Odpowiedzi
Za to ja potrafię szaleć z zazdrości, ale nie jestem z tego dumna.
W sumie to już o tym gadaliśmy przy wielu okazjach. Zawsze kończy się stwierdzeniem, że przecież nie ma o co być zazdrosny. No i tu się z nim nie zgodzę, bo każdy inny facet za niektóre moje poczynania gotowałby się z zazdrości. A mój nic. :(
wiem o co ci chodzi :) wyobraz sobie ,ze kiedys brat mojego bylego byl bardziej zazdrosny, no moze nie zazdrosny ale bardziej wkurzony na to co ja robie i na swojego brata ze nie reaguje :) a on dalej nic.

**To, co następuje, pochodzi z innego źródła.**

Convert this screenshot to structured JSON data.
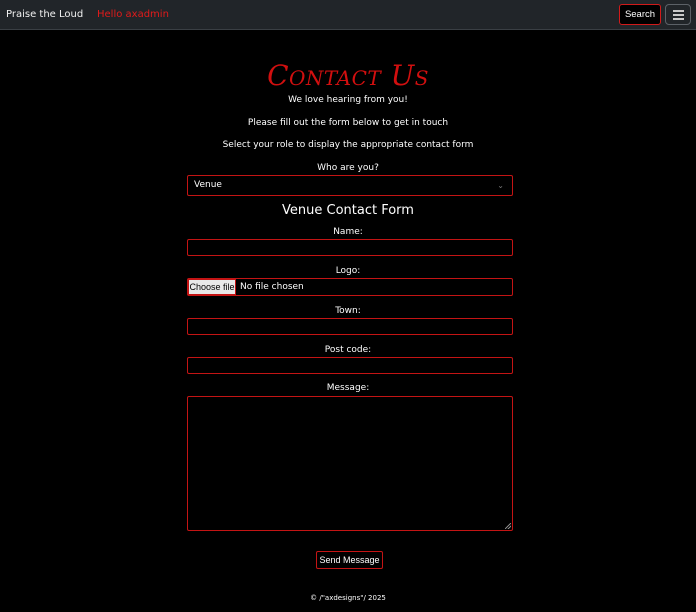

No co Ty:) mam z nim o tym gadać?! "ej ty czemu nie jesteś o mnie zazdrosny?". To chyba nie najlepszy pomysł:)
a dlaczego nie? lepsze to, niż się domyślać :) ja bym zapytała w żartach, czy to coś, z czego mam się cieszyć, czy mam się tym martwić, bo nie wiem, jak to rozumieć :)
w moim przypadku gdy jest zazdrosny i widzę że zaczyna się złościć to zaczynam się śmiać z jego zazdrości przytulam go i daje mu do zrozumienia że on jest tylko najważniejszy i to pomaga :)
to jest dobry sposob, u mnie teraz tez dziala :)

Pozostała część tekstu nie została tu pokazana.